【新日本】引退を発表した棚橋弘至、最後まで頂点を狙う「引退試合でIWGP世界ヘビー戦に勝ってしまったらどうしよう」

 新日本プロレスは10.14東京・両国国技館大会で「2026年1.4東京ドーム大会での引退」を表明した棚橋弘至社長について、23日に都内の事務所で引退の理由や今後についての会見を開いた。

【画像】今年の1.4東京ドームで、新社長に就任した棚橋弘至が王者・ザックを見事撃破! 棚橋は「10月14日両国のリングで、2026年1月4日を棚橋のゴールに決めたと発表いたしました。様々な反響がありましたが、リング上とバックステージコメントでは十分な説明ができませんでしたので、本日あらためて会見を開かせていただきました」と挨拶をすると、「まずゴールを決意するに至った経緯についてご説明します。ここ数年、ヒザの状態だったり、腹筋がなかなか割れないというか、良いコンディションに戻せませんでした。『なんとかもう一度トップへ』という想いはありましたが、社長就任のタイミングで自分自身に期限を決めて最後の力を振り絞ってみようと思いました。引退を発表してから、毎日がさらに早く過ぎていくように感じます。自分自身が納得して、そして誇れる姿で終わりたいので、現在集中力が増している感覚はあります」と引退を決めた理由を述べた。

 本人も話しているように、棚橋の肉体は満身創痍ながらも国内外のハードスケジュールを続けており、ここに社長業も加わったことから「限界」を感じたようだ。ファンからも棚橋のコンディションの悪さは指摘されており、持ち味だったスピードや切れ味が落ちてきているのは間違いない。

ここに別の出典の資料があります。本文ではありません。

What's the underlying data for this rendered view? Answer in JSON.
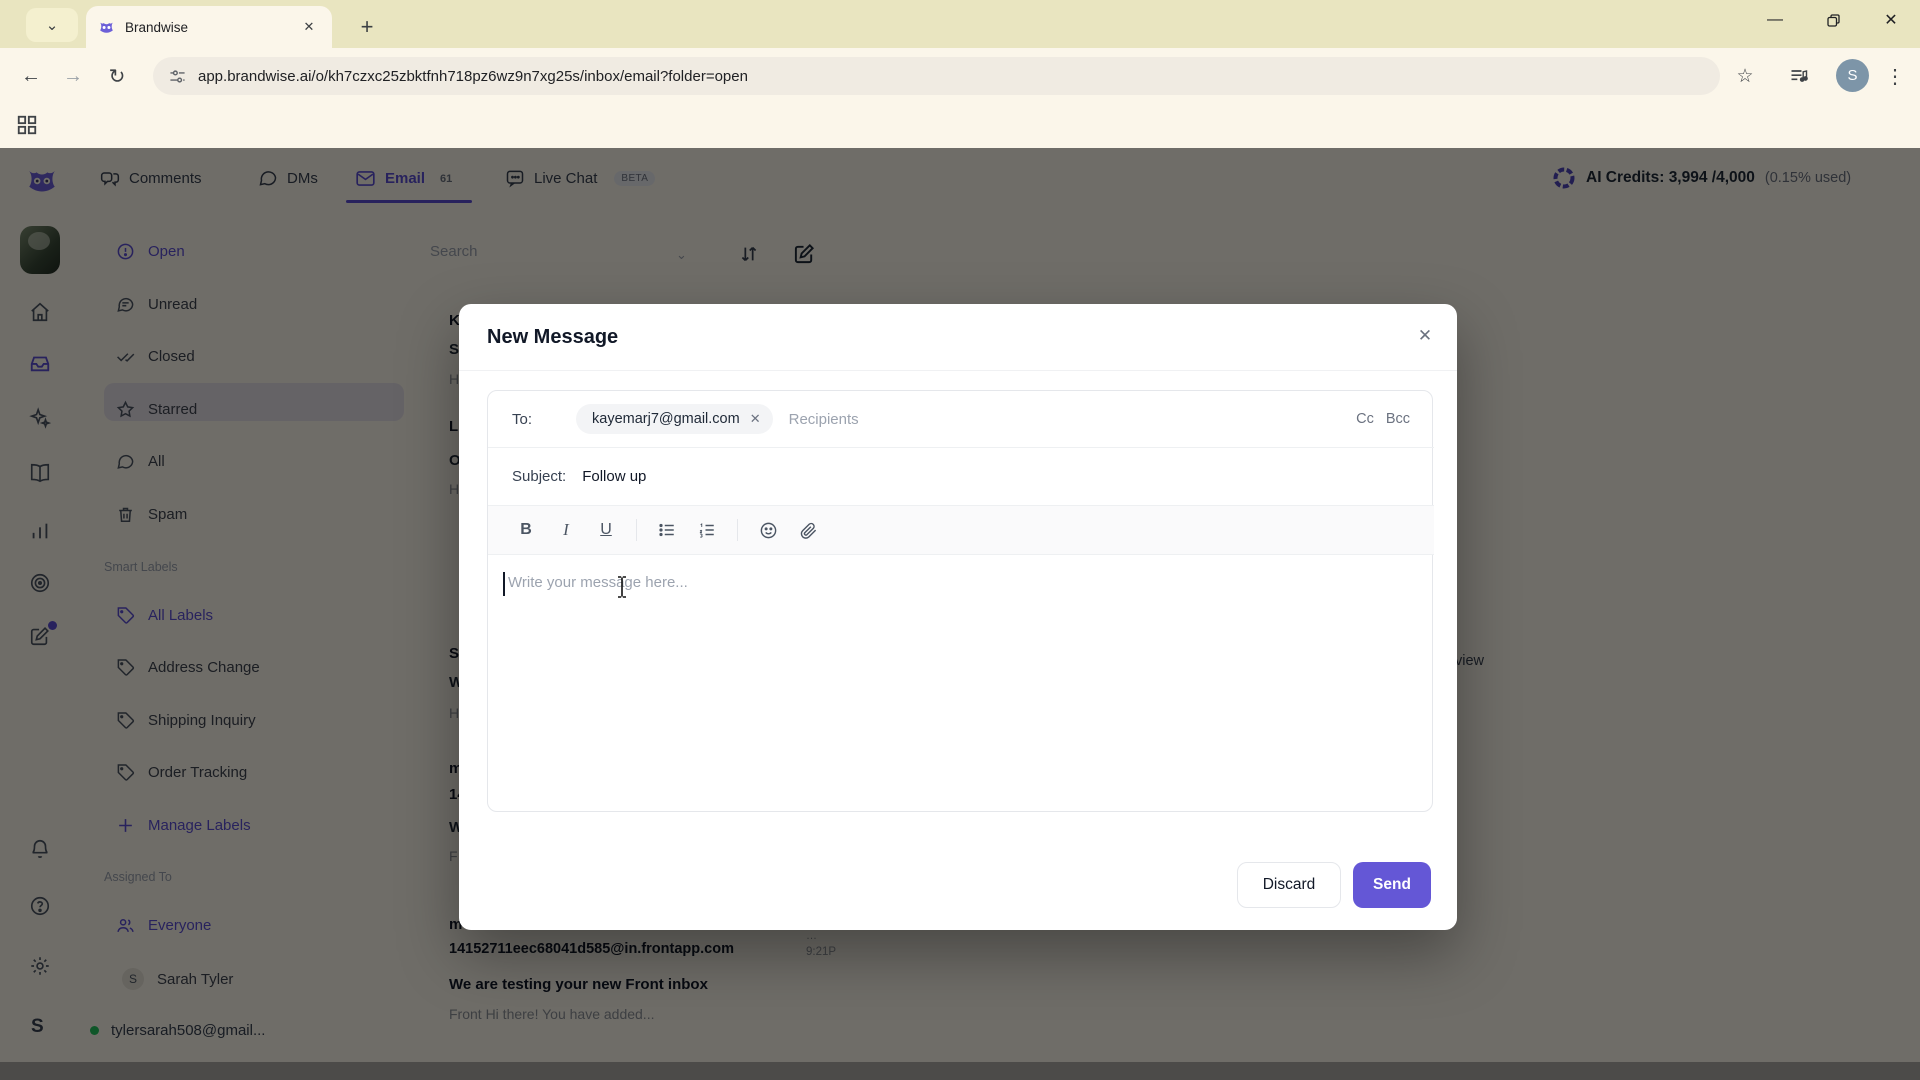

 引退ロードについては「これから1年2か月の間、日本中できるだけ多くの場所でたくさんの皆様の前で試合をしたいと考えております。まだボクの中のアイディアなんですけども、今年のシリーズについては『SUPER Jr. TAG LEAGUE』シリーズ以外は出ますね。そして、1月の東京ドームにも参戦します。そのあとについては、これから相談して決めていきますが、所属選手全員とシングルマッチできたらなと。ホントにデビューしたてヤングライオンから先輩レスラーまで、なんか残せるものがあるんじゃないかなと考えてます」とまずは所属している全選手とのシングルマッチ実現を訴えた。シングルとなると、まだ実現していないカードもかなりあるだけに、これは楽しみだ。

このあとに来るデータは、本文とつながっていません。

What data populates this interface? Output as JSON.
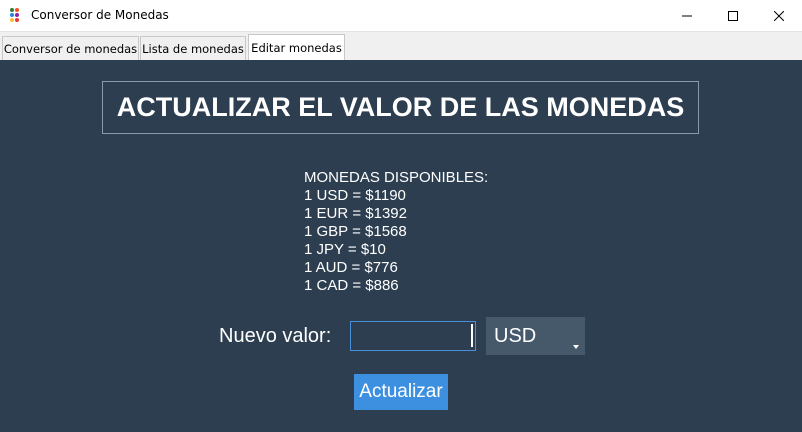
{
  "window": {
    "title": "Conversor de Monedas",
    "controls": [
      "minimize",
      "maximize",
      "close"
    ]
  },
  "tabs": [
    {
      "label": "Conversor de monedas",
      "active": false
    },
    {
      "label": "Lista de monedas",
      "active": false
    },
    {
      "label": "Editar monedas",
      "active": true
    }
  ],
  "main": {
    "heading": "ACTUALIZAR EL VALOR DE LAS MONEDAS",
    "available_title": "MONEDAS DISPONIBLES:",
    "rates": [
      "1 USD = $1190",
      "1 EUR = $1392",
      "1 GBP = $1568",
      "1 JPY = $10",
      "1 AUD = $776",
      "1 CAD = $886"
    ],
    "new_value_label": "Nuevo valor:",
    "new_value_input": "",
    "currency_select": "USD",
    "update_button": "Actualizar"
  },
  "colors": {
    "background": "#2c3e50",
    "button": "#3d8fe0",
    "select": "#46596b"
  }
}
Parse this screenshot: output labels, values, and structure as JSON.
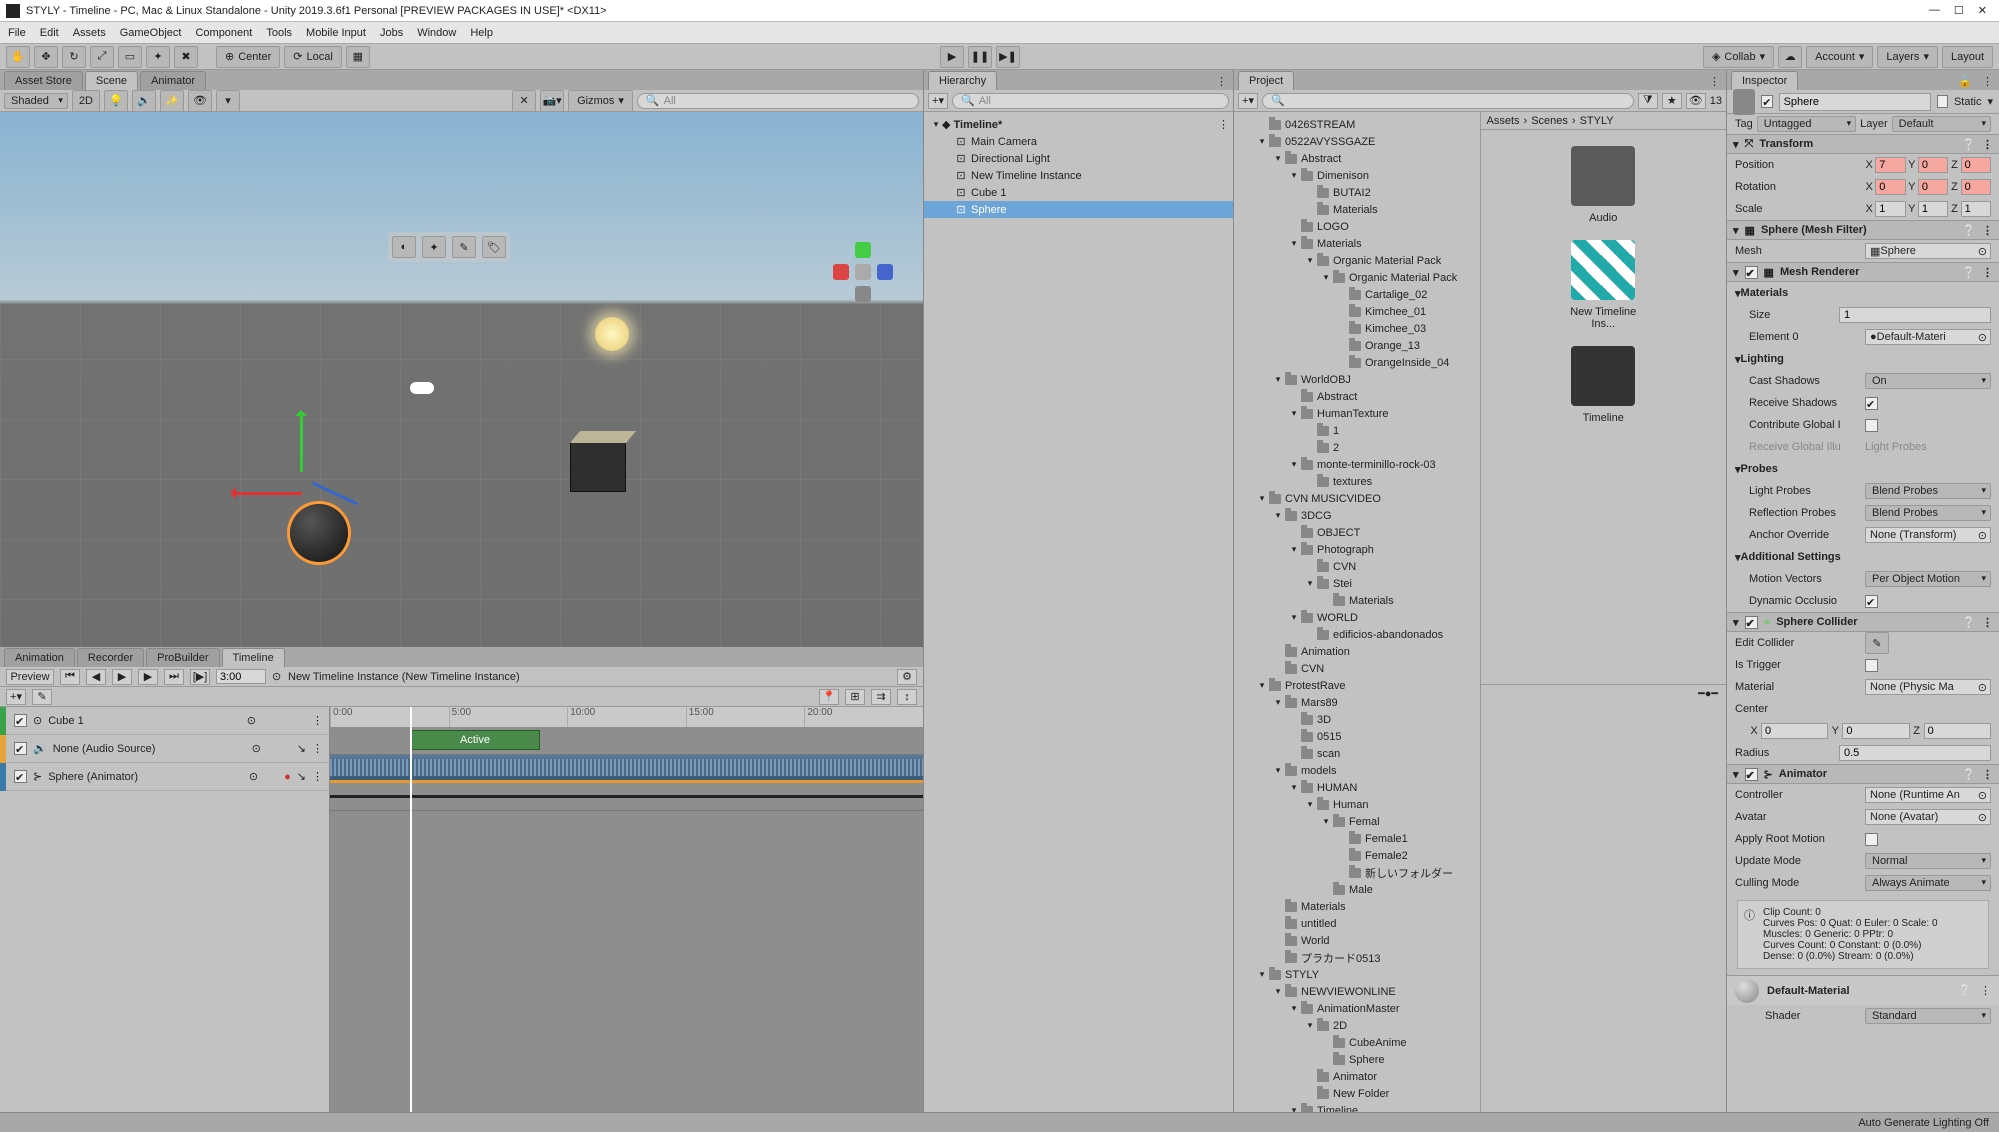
{
  "window": {
    "title": "STYLY - Timeline - PC, Mac & Linux Standalone - Unity 2019.3.6f1 Personal [PREVIEW PACKAGES IN USE]* <DX11>"
  },
  "menu": [
    "File",
    "Edit",
    "Assets",
    "GameObject",
    "Component",
    "Tools",
    "Mobile Input",
    "Jobs",
    "Window",
    "Help"
  ],
  "toolbar": {
    "center": "Center",
    "local": "Local",
    "collab": "Collab",
    "account": "Account",
    "layers": "Layers",
    "layout": "Layout"
  },
  "sceneTabs": {
    "asset": "Asset Store",
    "scene": "Scene",
    "animator": "Animator"
  },
  "sceneBar": {
    "shaded": "Shaded",
    "mode2d": "2D",
    "gizmos": "Gizmos",
    "all": "All"
  },
  "hierarchy": {
    "tab": "Hierarchy",
    "search": "All",
    "rootScene": "Timeline*",
    "items": [
      "Main Camera",
      "Directional Light",
      "New Timeline Instance",
      "Cube 1",
      "Sphere"
    ]
  },
  "project": {
    "tab": "Project",
    "breadcrumb": [
      "Assets",
      "Scenes",
      "STYLY"
    ],
    "favCount": "13",
    "thumbs": [
      {
        "label": "Audio"
      },
      {
        "label": "New Timeline Ins..."
      },
      {
        "label": "Timeline"
      }
    ],
    "tree": [
      {
        "d": 1,
        "label": "0426STREAM"
      },
      {
        "d": 1,
        "label": "0522AVYSSGAZE",
        "open": true
      },
      {
        "d": 2,
        "label": "Abstract",
        "open": true
      },
      {
        "d": 3,
        "label": "Dimenison",
        "open": true
      },
      {
        "d": 4,
        "label": "BUTAI2"
      },
      {
        "d": 4,
        "label": "Materials"
      },
      {
        "d": 3,
        "label": "LOGO"
      },
      {
        "d": 3,
        "label": "Materials",
        "open": true
      },
      {
        "d": 4,
        "label": "Organic Material Pack",
        "open": true
      },
      {
        "d": 5,
        "label": "Organic Material Pack",
        "open": true
      },
      {
        "d": 6,
        "label": "Cartalige_02"
      },
      {
        "d": 6,
        "label": "Kimchee_01"
      },
      {
        "d": 6,
        "label": "Kimchee_03"
      },
      {
        "d": 6,
        "label": "Orange_13"
      },
      {
        "d": 6,
        "label": "OrangeInside_04"
      },
      {
        "d": 2,
        "label": "WorldOBJ",
        "open": true
      },
      {
        "d": 3,
        "label": "Abstract"
      },
      {
        "d": 3,
        "label": "HumanTexture",
        "open": true
      },
      {
        "d": 4,
        "label": "1"
      },
      {
        "d": 4,
        "label": "2"
      },
      {
        "d": 3,
        "label": "monte-terminillo-rock-03",
        "open": true
      },
      {
        "d": 4,
        "label": "textures"
      },
      {
        "d": 1,
        "label": "CVN MUSICVIDEO",
        "open": true
      },
      {
        "d": 2,
        "label": "3DCG",
        "open": true
      },
      {
        "d": 3,
        "label": "OBJECT"
      },
      {
        "d": 3,
        "label": "Photograph",
        "open": true
      },
      {
        "d": 4,
        "label": "CVN"
      },
      {
        "d": 4,
        "label": "Stei",
        "open": true
      },
      {
        "d": 5,
        "label": "Materials"
      },
      {
        "d": 3,
        "label": "WORLD",
        "open": true
      },
      {
        "d": 4,
        "label": "edificios-abandonados"
      },
      {
        "d": 2,
        "label": "Animation"
      },
      {
        "d": 2,
        "label": "CVN"
      },
      {
        "d": 1,
        "label": "ProtestRave",
        "open": true
      },
      {
        "d": 2,
        "label": "Mars89",
        "open": true
      },
      {
        "d": 3,
        "label": "3D"
      },
      {
        "d": 3,
        "label": "0515"
      },
      {
        "d": 3,
        "label": "scan"
      },
      {
        "d": 2,
        "label": "models",
        "open": true
      },
      {
        "d": 3,
        "label": "HUMAN",
        "open": true
      },
      {
        "d": 4,
        "label": "Human",
        "open": true
      },
      {
        "d": 5,
        "label": "Femal",
        "open": true
      },
      {
        "d": 6,
        "label": "Female1"
      },
      {
        "d": 6,
        "label": "Female2"
      },
      {
        "d": 6,
        "label": "新しいフォルダー"
      },
      {
        "d": 5,
        "label": "Male"
      },
      {
        "d": 2,
        "label": "Materials"
      },
      {
        "d": 2,
        "label": "untitled"
      },
      {
        "d": 2,
        "label": "World"
      },
      {
        "d": 2,
        "label": "プラカード0513"
      },
      {
        "d": 1,
        "label": "STYLY",
        "open": true
      },
      {
        "d": 2,
        "label": "NEWVIEWONLINE",
        "open": true
      },
      {
        "d": 3,
        "label": "AnimationMaster",
        "open": true
      },
      {
        "d": 4,
        "label": "2D",
        "open": true
      },
      {
        "d": 5,
        "label": "CubeAnime"
      },
      {
        "d": 5,
        "label": "Sphere"
      },
      {
        "d": 4,
        "label": "Animator"
      },
      {
        "d": 4,
        "label": "New Folder"
      },
      {
        "d": 3,
        "label": "Timeline",
        "open": true
      }
    ]
  },
  "timeline": {
    "tabs": [
      "Animation",
      "Recorder",
      "ProBuilder",
      "Timeline"
    ],
    "preview": "Preview",
    "frame": "3:00",
    "asset": "New Timeline Instance (New Timeline Instance)",
    "ticks": [
      "0:00",
      "5:00",
      "10:00",
      "15:00",
      "20:00"
    ],
    "tracks": [
      {
        "color": "#3aa34a",
        "label": "Cube 1",
        "clip": "Active"
      },
      {
        "color": "#e6a43a",
        "label": "None (Audio Source)"
      },
      {
        "color": "#3a7aa8",
        "label": "Sphere (Animator)"
      }
    ]
  },
  "inspector": {
    "tab": "Inspector",
    "name": "Sphere",
    "static": "Static",
    "tag": "Tag",
    "tagVal": "Untagged",
    "layer": "Layer",
    "layerVal": "Default",
    "transform": {
      "title": "Transform",
      "position": "Position",
      "rotation": "Rotation",
      "scale": "Scale",
      "pos": {
        "x": "7",
        "y": "0",
        "z": "0"
      },
      "rot": {
        "x": "0",
        "y": "0",
        "z": "0"
      },
      "scl": {
        "x": "1",
        "y": "1",
        "z": "1"
      }
    },
    "meshFilter": {
      "title": "Sphere (Mesh Filter)",
      "mesh": "Mesh",
      "meshVal": "Sphere"
    },
    "meshRenderer": {
      "title": "Mesh Renderer",
      "materials": "Materials",
      "size": "Size",
      "sizeVal": "1",
      "el0": "Element 0",
      "el0Val": "Default-Materi",
      "lighting": "Lighting",
      "castShadows": "Cast Shadows",
      "castShadowsVal": "On",
      "receive": "Receive Shadows",
      "contrib": "Contribute Global I",
      "recvGI": "Receive Global Illu",
      "recvGIVal": "Light Probes",
      "probes": "Probes",
      "lightProbes": "Light Probes",
      "lightProbesVal": "Blend Probes",
      "reflProbes": "Reflection Probes",
      "reflProbesVal": "Blend Probes",
      "anchor": "Anchor Override",
      "anchorVal": "None (Transform)",
      "additional": "Additional Settings",
      "motion": "Motion Vectors",
      "motionVal": "Per Object Motion",
      "dynOcc": "Dynamic Occlusio"
    },
    "collider": {
      "title": "Sphere Collider",
      "edit": "Edit Collider",
      "trigger": "Is Trigger",
      "material": "Material",
      "materialVal": "None (Physic Ma",
      "center": "Center",
      "cx": "0",
      "cy": "0",
      "cz": "0",
      "radius": "Radius",
      "radiusVal": "0.5"
    },
    "animator": {
      "title": "Animator",
      "controller": "Controller",
      "controllerVal": "None (Runtime An",
      "avatar": "Avatar",
      "avatarVal": "None (Avatar)",
      "applyRoot": "Apply Root Motion",
      "update": "Update Mode",
      "updateVal": "Normal",
      "culling": "Culling Mode",
      "cullingVal": "Always Animate",
      "info": "Clip Count: 0\nCurves Pos: 0 Quat: 0 Euler: 0 Scale: 0\nMuscles: 0 Generic: 0 PPtr: 0\nCurves Count: 0 Constant: 0 (0.0%)\nDense: 0 (0.0%) Stream: 0 (0.0%)"
    },
    "defaultMat": {
      "title": "Default-Material",
      "shader": "Shader",
      "shaderVal": "Standard"
    }
  },
  "status": "Auto Generate Lighting Off"
}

 自身は「もちろん自分が闘いたい相手はいますし、ファンの皆様がこの選手と闘ってほしいと思う対戦が出来たらと思っています。でもね、今はどうしてもね、まず倒さなきゃいけない相手がいて……EVIL。今年のとくに前半なんかは乱入、介入、反則決着とかで、なかなかファンの方々に喜んでいただける試合が出来なかったので、まずEVILをどこか大きい会場で、2025年の東京ドームでもいいかもしれないですけど。まずはEVILを倒します」と遺恨が深まっているEVILとの対戦を要求。会見後にEVILが現れて「オメーに意見なんてねーんだよ。なんでかわかるか、オイ? この会社はよ、俺の会社なんだよ、コノヤロー! いいか、オイ。テメーの死に場所はよ、2025年1月4日東京ドーム、そこですべては終わりだ」と罵倒したことで、来年1.4東京ドーム大会でのEVIL戦から引退ロードが始まる。
  さらに棚橋は、「多くの選手からSNSで『最後に一回どうだ?』みたいな対戦要求もきていますし、今年は年末にドラゴンゲートさんで(そのまま)市川選手とも闘いますので、プロレス界の役に立てるなら、ファンの方が喜ぶなら、ドンドンやってみたいと思います」と他団体や海外の選手とも出来る限り対戦していきたい方針。そしてファンなら気になる中邑真輔(WWE)、柴田勝頼(AEW)との対戦については「そうですね……同じ時代を生きてきたライバルなので。いろんな問題をクリアできればとういことですかね……」と慎重に言葉を選んでいた。
  新日本はAEWとの関係は良好だが、WWEとは距離を置いており、WWEと友好関係を築いているプロレスリング・ノア辺りが仲介して、中邑と最後のシングルを実現させてもらいたい。

 また全所属選手と対戦とあってタイトルホルダーとの対戦も予想されるが、シングルのベルトを「狙います」とした上で「僕は『どうしたら引退するって気持ちになるのか』って思ったんですね。やっぱりレスラーとしては一番を目指さなくなった時が、引退を決意するタイミングかなと思いまして、なので……IWGP世界ヘビーは一度挑戦して負けてしまって巻いていないので、引退試合までにIWGP世界ヘビーに辿り着く。引退試合でIWGP世界ヘビー戦に勝ってしまったらどうしようって思うんですけど……そしたら現役続行って言うかもしれないし(笑)。なので、そういうのが勝手に思い描いている理想の引退ですかね」と最後まで新日本の頂点であるIWGP世界ヘビー級王座獲得を「あきらめない」という。数々のタイトルを獲得して来たタイトルコレクターなだけに、IWGP世界ヘビー級王座も加えてから引退したいという気持ちは強いようだ。

 棚橋は他のベテラン選手のようにテクニックだけで勝負することも出来たにもかかわらず「棚橋弘至が棚橋弘至を出来るうちに」引退することを選んだ。ハイフライフローに代わる膝に負担のない新技を考えることも出来たはずだが、それを良しとせず、最後まで「エース」として飛び続けることを誓った棚橋の決断には拍手を贈りたい。そして最後はどんな「ミラクル」を見せてくれるのか。数々の「ミラクル」を起こして来ただけに、引退ロードは1試合も見逃せない。